Lead researcher Dr Nicolas Menicucci is a Vice-Chancellor's Senior Research Fellow and Chief Investigator at the RMIT node of the ARC Centre of Excellence for Quantum Computation and Communication Technology (CQC2T).

“While today’s quantum processors are impressive, it isn’t clear if the current designs can be scaled up to extremely large sizes,” Menicucci said.

 “Our approach starts with extreme scalability – built in from the very beginning – because the processor, called a ‘cluster state’, is made out of light.” 

Using light as a quantum processor

A cluster state is a large collection of entangled quantum components that performs quantum computations when measured in a particular way.

 “To be useful for real-world problems, a cluster state must be both large enough and have the right entanglement structure,” Menicucci said.

“In the two decades since they were proposed, all previous demonstrations of cluster states have failed on one or both of these counts. Ours is the first ever to succeed at both.”

To make the cluster state, specially-designed crystals convert ordinary laser light into a type of quantum light called “squeezed light”, which is then weaved into a cluster state by a network of mirrors, beamsplitters and optical fibres.
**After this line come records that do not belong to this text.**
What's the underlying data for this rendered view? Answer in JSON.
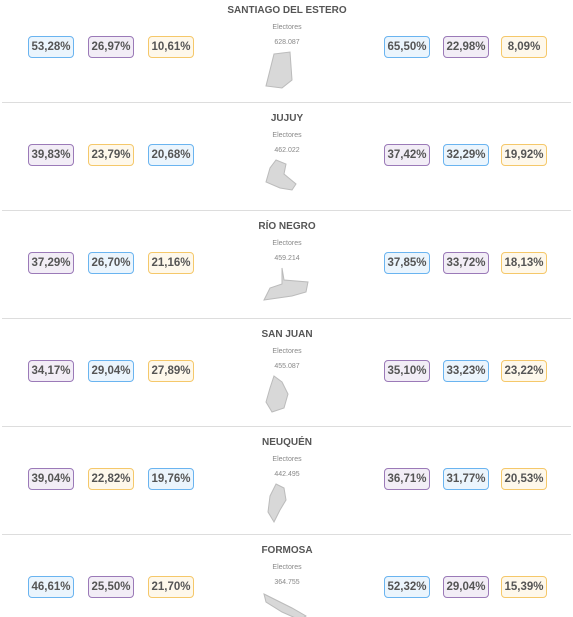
{
  "provinces": [
    {
      "name": "SANTIAGO DEL ESTERO",
      "electores_label": "Electores",
      "electores": "628.087",
      "left": [
        {
          "text": "53,28%",
          "color": "#6ab4f0"
        },
        {
          "text": "26,97%",
          "color": "#9b7ab8"
        },
        {
          "text": "10,61%",
          "color": "#f5c86a"
        }
      ],
      "right": [
        {
          "text": "65,50%",
          "color": "#6ab4f0"
        },
        {
          "text": "22,98%",
          "color": "#9b7ab8"
        },
        {
          "text": "8,09%",
          "color": "#f5c86a"
        }
      ]
    },
    {
      "name": "JUJUY",
      "electores_label": "Electores",
      "electores": "462.022",
      "left": [
        {
          "text": "39,83%",
          "color": "#9b7ab8"
        },
        {
          "text": "23,79%",
          "color": "#f5c86a"
        },
        {
          "text": "20,68%",
          "color": "#6ab4f0"
        }
      ],
      "right": [
        {
          "text": "37,42%",
          "color": "#9b7ab8"
        },
        {
          "text": "32,29%",
          "color": "#6ab4f0"
        },
        {
          "text": "19,92%",
          "color": "#f5c86a"
        }
      ]
    },
    {
      "name": "RÍO NEGRO",
      "electores_label": "Electores",
      "electores": "459.214",
      "left": [
        {
          "text": "37,29%",
          "color": "#9b7ab8"
        },
        {
          "text": "26,70%",
          "color": "#6ab4f0"
        },
        {
          "text": "21,16%",
          "color": "#f5c86a"
        }
      ],
      "right": [
        {
          "text": "37,85%",
          "color": "#6ab4f0"
        },
        {
          "text": "33,72%",
          "color": "#9b7ab8"
        },
        {
          "text": "18,13%",
          "color": "#f5c86a"
        }
      ]
    },
    {
      "name": "SAN JUAN",
      "electores_label": "Electores",
      "electores": "455.087",
      "left": [
        {
          "text": "34,17%",
          "color": "#9b7ab8"
        },
        {
          "text": "29,04%",
          "color": "#6ab4f0"
        },
        {
          "text": "27,89%",
          "color": "#f5c86a"
        }
      ],
      "right": [
        {
          "text": "35,10%",
          "color": "#9b7ab8"
        },
        {
          "text": "33,23%",
          "color": "#6ab4f0"
        },
        {
          "text": "23,22%",
          "color": "#f5c86a"
        }
      ]
    },
    {
      "name": "NEUQUÉN",
      "electores_label": "Electores",
      "electores": "442.495",
      "left": [
        {
          "text": "39,04%",
          "color": "#9b7ab8"
        },
        {
          "text": "22,82%",
          "color": "#f5c86a"
        },
        {
          "text": "19,76%",
          "color": "#6ab4f0"
        }
      ],
      "right": [
        {
          "text": "36,71%",
          "color": "#9b7ab8"
        },
        {
          "text": "31,77%",
          "color": "#6ab4f0"
        },
        {
          "text": "20,53%",
          "color": "#f5c86a"
        }
      ]
    },
    {
      "name": "FORMOSA",
      "electores_label": "Electores",
      "electores": "364.755",
      "left": [
        {
          "text": "46,61%",
          "color": "#6ab4f0"
        },
        {
          "text": "25,50%",
          "color": "#9b7ab8"
        },
        {
          "text": "21,70%",
          "color": "#f5c86a"
        }
      ],
      "right": [
        {
          "text": "52,32%",
          "color": "#6ab4f0"
        },
        {
          "text": "29,04%",
          "color": "#9b7ab8"
        },
        {
          "text": "15,39%",
          "color": "#f5c86a"
        }
      ]
    }
  ]
}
The design allows for a relatively small experiment to generate an immense two-dimensional cluster state with scalability built in. 

Although the levels of squeezing – a measure of quality – are currently too low for solving practical problems, the design is compatible with approaches to achieve state-of-the-art squeezing levels.

The team says their achievement opens up new possibilities for quantum computing with light.

Dr Hidehiro Yonezawa, Chief Investigator, CQC2T at UNSW Canberra, said the researchers had -  for the first time in any system - made a large-scale cluster state whose structure enables “universal quantum computation”.

“Our experiment demonstrates that this design is feasible - and scalable.”

The experiment was an international effort, with the design developed through collaboration by Menicucci, Dr Rafael Alexander from the University of New Mexico and UNSW Canberra researchers Yonezawa and Dr Shota Yokoyama. A team of experimentalists at the University of Tokyo, led by Professor Akira Furusawa, performed the groundbreaking experiment.

Generation of time-domain-multiplexed two-dimensional cluster state is published today in Science (DOI: 10.1126/science.aay2645).